Apache HBase
Apache HBase is an open-source clone of Google’s Bigtable, built on top of HDFS as the storage layer. Started in 2008 as part of the Hadoop ecosystem, HBase provides random, strongly-consistent read/write access to massive structured datasets — petabyte-scale tables with billions of rows and millions of columns. HBase remains widely deployed at large enterprises that already run Hadoop, but greenfield projects today usually choose Cassandra, ScyllaDB, or a managed wide-column service instead.
Key Features:
- Bigtable Data Model. Sparse multidimensional sorted map:
(row key, column family, column qualifier, timestamp) → value. Columns within a family are stored together; different rows can have entirely different columns.
- Strong Consistency. Single master per region — reads and writes for a row are linearizable. Different from Cassandra’s eventual model.
- HDFS Storage. SSTables (HFiles) live on HDFS, inheriting its durability, replication factor, and locality model.
- Region Servers. Tables are split into row-key ranges (regions) assigned to region servers. Auto-split when a region exceeds size threshold.
- HBase Shell + REST + Thrift. Multiple client surfaces; JVM is the native one.
- Coprocessors. Server-side trigger / aggregation hooks — conceptual ancestor of Cassandra’s materialized views.
HBase vs. Cassandra:
- HBase. Strong consistency, single master per region, HDFS-backed. Best when you already run Hadoop and want strong consistency.
- Cassandra. Eventual consistency, masterless, multi-region native. Best for write-heavy and multi-DC workloads.

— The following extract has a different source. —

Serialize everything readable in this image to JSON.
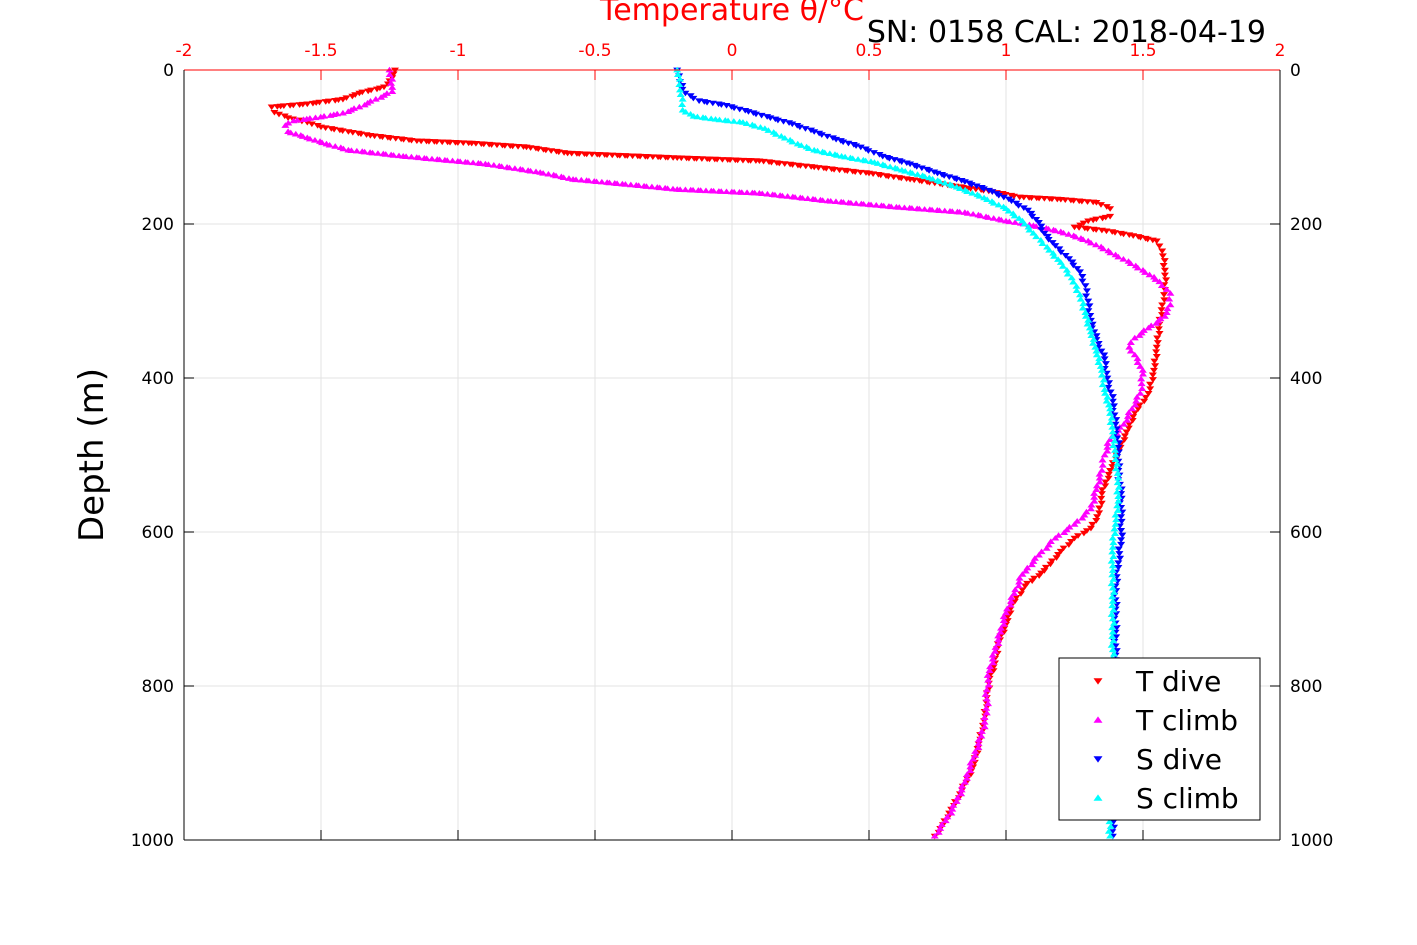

- Both implement Bigtable-style wide-column data models with very similar query semantics.
Use Cases:
- Operational data stores on top of an existing Hadoop cluster.
- Massive time-series tables (Open TSDB built on HBase).
- Real-time random access to data also queried by MapReduce / Spark batch jobs.
- Facebook Messages, Yahoo, AdRoll, and many financial-services workloads ran on HBase historically.
Notes:
HBase’s master-region-server topology has more operational complexity than Cassandra’s peer-to-peer ring. For new deployments today the question usually becomes “HBase or Cassandra/Scylla?” — HBase wins when strong consistency is required and Hadoop infrastructure is already in place; otherwise Cassandra or a managed Bigtable / DynamoDB equivalent is typically simpler.